I like a player that isn't a mouthpiece for the money making side of the club, he makes rational points and is only saying what he thinks. This type of authentic response in an interview may not be ideal from the clubs perspective, but it gives me plenty of respect for him as a player. Way better than the drab cliches that are spouted by VK and de Jong. Honest opinion is something that is too often missing in the game today and we are lucky to have Bellers and Tevez tell it like it is.

fulafalonga said...

Yes, it's all well and good for a footballer to speak his mind, and say something he genuinely feels, beyond the usual cliches. I'm all for that sort of thing, makes life much more interesting. But surely he could have saved it for the off season, or for the last game or two (I hesitate to say this) after we have secured fourth, rather than at this vital point of the season. Unity! SIngle-mindedness! Stick to the script! Get the job done, then let yer psyche down and say whatever comes in to your head.

wizzballs said...

timing's a little odd...

naive? I wouldn't put it like that... no one with Kia alongside him is likely to go into these things with their eyes wide shut. I rather think of Carlos as... independent minded and fearless.

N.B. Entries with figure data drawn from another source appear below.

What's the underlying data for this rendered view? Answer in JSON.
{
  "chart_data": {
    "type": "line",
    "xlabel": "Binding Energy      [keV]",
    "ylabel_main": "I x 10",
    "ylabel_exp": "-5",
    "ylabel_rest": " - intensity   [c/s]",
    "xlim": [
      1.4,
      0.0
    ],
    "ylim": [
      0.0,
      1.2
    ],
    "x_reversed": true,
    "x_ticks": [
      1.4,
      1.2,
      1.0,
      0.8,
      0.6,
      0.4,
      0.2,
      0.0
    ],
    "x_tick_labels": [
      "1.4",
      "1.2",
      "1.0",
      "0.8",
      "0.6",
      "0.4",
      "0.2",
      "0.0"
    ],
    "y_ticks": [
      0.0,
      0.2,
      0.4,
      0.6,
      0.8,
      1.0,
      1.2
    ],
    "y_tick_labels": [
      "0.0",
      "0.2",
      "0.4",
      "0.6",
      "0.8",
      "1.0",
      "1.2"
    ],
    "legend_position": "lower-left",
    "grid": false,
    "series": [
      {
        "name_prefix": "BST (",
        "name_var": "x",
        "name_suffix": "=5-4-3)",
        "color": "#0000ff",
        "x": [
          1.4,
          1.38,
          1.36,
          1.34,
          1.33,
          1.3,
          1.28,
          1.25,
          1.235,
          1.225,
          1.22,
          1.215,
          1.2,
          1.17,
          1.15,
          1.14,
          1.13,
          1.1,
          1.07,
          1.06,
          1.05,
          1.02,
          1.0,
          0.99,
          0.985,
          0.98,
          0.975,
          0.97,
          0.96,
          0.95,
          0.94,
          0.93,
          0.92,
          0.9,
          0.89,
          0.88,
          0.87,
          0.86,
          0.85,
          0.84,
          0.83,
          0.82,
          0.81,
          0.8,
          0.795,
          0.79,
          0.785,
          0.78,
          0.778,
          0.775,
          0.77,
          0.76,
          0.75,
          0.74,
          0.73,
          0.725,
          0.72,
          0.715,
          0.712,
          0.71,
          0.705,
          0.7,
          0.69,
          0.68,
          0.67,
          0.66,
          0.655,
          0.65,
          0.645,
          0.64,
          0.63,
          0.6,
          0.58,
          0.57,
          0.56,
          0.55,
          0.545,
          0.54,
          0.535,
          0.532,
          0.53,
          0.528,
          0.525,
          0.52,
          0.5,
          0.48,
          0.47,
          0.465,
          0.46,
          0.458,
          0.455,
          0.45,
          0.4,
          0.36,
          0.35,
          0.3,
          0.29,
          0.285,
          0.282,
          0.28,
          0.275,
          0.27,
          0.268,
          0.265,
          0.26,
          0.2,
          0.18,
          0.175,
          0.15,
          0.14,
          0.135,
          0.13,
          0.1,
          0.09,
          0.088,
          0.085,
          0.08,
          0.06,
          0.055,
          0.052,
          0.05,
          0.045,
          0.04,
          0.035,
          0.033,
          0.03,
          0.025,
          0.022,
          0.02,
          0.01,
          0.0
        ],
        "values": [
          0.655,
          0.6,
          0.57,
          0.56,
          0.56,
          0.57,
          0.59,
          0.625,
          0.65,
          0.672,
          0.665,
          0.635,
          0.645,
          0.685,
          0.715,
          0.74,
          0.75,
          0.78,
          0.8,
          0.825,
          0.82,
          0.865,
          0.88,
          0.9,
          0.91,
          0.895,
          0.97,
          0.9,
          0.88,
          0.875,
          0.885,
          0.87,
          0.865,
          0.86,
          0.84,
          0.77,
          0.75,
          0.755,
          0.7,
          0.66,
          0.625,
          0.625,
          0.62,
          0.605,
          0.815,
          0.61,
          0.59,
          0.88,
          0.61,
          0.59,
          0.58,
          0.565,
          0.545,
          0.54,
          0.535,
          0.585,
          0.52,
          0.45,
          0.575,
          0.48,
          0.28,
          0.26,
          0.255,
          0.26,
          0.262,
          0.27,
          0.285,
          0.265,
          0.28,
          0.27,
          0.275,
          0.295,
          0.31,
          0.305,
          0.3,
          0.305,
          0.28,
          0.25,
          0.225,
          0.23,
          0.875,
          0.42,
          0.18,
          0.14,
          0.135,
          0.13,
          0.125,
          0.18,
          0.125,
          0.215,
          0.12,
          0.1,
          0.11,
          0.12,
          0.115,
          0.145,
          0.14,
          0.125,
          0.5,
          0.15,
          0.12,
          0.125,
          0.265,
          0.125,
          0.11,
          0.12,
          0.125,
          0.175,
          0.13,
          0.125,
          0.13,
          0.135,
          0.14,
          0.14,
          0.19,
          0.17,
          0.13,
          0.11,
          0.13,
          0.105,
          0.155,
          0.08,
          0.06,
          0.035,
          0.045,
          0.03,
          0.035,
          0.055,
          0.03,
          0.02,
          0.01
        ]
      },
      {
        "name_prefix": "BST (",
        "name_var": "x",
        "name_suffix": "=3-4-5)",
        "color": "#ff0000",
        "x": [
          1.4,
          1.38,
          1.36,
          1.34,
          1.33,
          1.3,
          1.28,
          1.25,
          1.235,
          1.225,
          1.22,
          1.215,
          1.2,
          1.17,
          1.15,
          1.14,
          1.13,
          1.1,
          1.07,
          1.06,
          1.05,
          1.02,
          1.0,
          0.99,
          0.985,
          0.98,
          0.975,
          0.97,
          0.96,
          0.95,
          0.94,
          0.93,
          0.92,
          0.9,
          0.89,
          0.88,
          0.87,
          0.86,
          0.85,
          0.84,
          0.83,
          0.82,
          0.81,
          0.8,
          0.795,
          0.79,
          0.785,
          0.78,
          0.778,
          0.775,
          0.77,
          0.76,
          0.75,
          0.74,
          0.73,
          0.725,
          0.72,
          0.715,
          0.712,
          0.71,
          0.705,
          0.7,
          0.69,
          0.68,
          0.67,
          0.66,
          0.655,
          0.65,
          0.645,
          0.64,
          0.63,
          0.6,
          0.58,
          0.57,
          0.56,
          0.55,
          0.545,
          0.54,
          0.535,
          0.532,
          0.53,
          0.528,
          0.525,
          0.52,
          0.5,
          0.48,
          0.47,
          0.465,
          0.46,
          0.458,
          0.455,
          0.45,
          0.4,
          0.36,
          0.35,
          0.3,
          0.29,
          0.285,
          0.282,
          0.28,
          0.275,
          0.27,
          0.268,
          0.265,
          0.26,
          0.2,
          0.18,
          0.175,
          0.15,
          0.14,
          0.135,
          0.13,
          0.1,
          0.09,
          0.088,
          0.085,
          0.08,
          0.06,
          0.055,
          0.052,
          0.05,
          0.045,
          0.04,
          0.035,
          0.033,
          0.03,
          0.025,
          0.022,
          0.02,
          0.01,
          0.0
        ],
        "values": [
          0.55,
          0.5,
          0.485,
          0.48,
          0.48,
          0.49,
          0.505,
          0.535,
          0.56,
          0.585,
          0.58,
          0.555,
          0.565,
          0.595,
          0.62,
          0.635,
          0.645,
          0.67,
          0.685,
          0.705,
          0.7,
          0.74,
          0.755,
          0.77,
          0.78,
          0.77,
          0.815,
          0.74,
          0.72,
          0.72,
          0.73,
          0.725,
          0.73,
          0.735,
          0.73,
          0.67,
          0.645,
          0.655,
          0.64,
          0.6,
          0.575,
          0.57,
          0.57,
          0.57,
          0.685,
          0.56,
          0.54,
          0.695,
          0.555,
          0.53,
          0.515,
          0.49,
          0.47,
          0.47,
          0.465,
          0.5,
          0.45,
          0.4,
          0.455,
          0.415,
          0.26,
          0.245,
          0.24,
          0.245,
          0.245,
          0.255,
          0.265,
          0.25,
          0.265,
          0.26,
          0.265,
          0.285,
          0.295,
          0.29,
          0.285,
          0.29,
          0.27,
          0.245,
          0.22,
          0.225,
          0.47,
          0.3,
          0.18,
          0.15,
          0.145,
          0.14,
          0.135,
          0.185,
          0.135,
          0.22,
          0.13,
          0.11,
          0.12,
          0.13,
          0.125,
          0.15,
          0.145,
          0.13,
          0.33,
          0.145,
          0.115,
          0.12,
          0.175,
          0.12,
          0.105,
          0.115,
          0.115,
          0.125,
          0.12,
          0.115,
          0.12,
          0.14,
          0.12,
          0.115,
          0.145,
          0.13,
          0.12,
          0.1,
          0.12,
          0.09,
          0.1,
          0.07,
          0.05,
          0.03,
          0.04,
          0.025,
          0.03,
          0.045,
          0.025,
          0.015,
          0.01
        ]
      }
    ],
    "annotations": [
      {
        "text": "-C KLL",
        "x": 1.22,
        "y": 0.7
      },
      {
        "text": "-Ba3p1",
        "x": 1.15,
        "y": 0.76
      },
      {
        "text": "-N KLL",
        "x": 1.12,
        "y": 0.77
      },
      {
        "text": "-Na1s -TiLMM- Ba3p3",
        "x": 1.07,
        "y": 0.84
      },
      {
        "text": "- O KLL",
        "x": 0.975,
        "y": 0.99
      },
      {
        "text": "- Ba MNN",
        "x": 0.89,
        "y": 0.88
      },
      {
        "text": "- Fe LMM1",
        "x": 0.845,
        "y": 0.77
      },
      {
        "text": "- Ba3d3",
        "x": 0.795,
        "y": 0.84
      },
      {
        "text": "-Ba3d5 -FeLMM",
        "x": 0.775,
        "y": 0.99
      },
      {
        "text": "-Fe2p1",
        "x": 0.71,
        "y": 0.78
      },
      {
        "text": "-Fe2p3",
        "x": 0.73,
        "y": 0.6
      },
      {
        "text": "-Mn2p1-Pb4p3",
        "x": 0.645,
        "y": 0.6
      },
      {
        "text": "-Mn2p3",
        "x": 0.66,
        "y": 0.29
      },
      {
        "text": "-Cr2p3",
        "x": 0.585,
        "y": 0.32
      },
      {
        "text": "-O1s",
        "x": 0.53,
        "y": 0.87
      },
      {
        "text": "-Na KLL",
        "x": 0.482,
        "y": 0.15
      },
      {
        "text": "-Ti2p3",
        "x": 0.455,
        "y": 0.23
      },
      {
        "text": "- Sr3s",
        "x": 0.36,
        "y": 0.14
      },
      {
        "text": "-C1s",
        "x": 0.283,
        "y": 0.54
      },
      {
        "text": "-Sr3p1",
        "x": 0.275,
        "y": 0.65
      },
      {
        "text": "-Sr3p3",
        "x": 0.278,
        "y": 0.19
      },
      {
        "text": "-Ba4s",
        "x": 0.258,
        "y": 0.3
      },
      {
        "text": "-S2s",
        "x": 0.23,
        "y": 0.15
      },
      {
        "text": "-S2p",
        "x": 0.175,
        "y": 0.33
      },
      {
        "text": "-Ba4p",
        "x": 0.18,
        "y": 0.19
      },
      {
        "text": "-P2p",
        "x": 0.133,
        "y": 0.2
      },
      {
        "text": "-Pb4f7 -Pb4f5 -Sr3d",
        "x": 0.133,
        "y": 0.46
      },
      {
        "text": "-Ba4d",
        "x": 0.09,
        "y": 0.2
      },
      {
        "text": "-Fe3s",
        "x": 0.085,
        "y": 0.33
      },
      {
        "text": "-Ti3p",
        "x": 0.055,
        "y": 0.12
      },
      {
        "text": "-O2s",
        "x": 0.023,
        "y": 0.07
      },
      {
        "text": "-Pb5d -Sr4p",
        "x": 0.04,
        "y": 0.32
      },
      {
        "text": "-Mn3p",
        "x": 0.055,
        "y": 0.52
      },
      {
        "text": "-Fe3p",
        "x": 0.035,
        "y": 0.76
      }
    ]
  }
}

translated and heavily edited. misrepresented by the headlines.

fully aware of his worth to the club. slightly peeved at mancini's comments when he was in Argentina. still friends with united players. not wanting to be complicit with the more unpleasant manifestations of the rivalry between the club, so maybe a little duplicitous over the poster, as he always smiles when he hears the chants, and (reportedly!) has a print on his wall in argentina.

no serious problems with the manager. enjoys his football here, enjoys his relationship with the fans.

odds on to score on sunday. the one man who, along with mancini, perhaps, has dragged us kicking and screaming towards the top four. indomitable. totally immune to cityitis. knows no other mode of performing apart from at the limits of his ability.

if he wasn't independent minded and fearless he wouldn't be here, he'd be another of fergie's puppets. to me he is the embodiment of everything that is right about modern sport. of course the players should have more power over their own careers, their own lives, than was the case 20 years ago. And I believe it's right that they should be the main recipients of the wealth they generate. he shows that these things are completely separate from performing as part of a team.

MSI looked after him better than any club could have done, and he has paid every single debt many times over. Ok, so this appears to mean he has no interest in being on message for the sake of showing loyalty. But what good does that do your club anyway? He's not snide, dishonest or insubordinate. He's respectful and truthful. Real values that transcend our media obsessesion.

He's a legend in the making and a trailblazer. He and the club are made for each other, as both understand the rules of the present situation. Fergie on the other hand is clinging to the past, where the club's authority, embodied by the manager, was rooted in the ability to unilaterally destroy a player's career if he desired.

cheers carlos, a great read, if perhaps at the wrong time. you definitely owe us the winner on sunday.

Steve said...

Carlos can say what he likes as long as he keeps banging them in!

Don said...

I must disagree that the 'welcome to Manchester' poster was 'ill-conceived'. I think it was brilliant- it raised our profile enormously, it was cheeky, witty, agressive, and it got under SAF's skin.

Cook might be a bit of a buffoon at times, but he's a world-class marketer, and like it or not, that's the way things are going.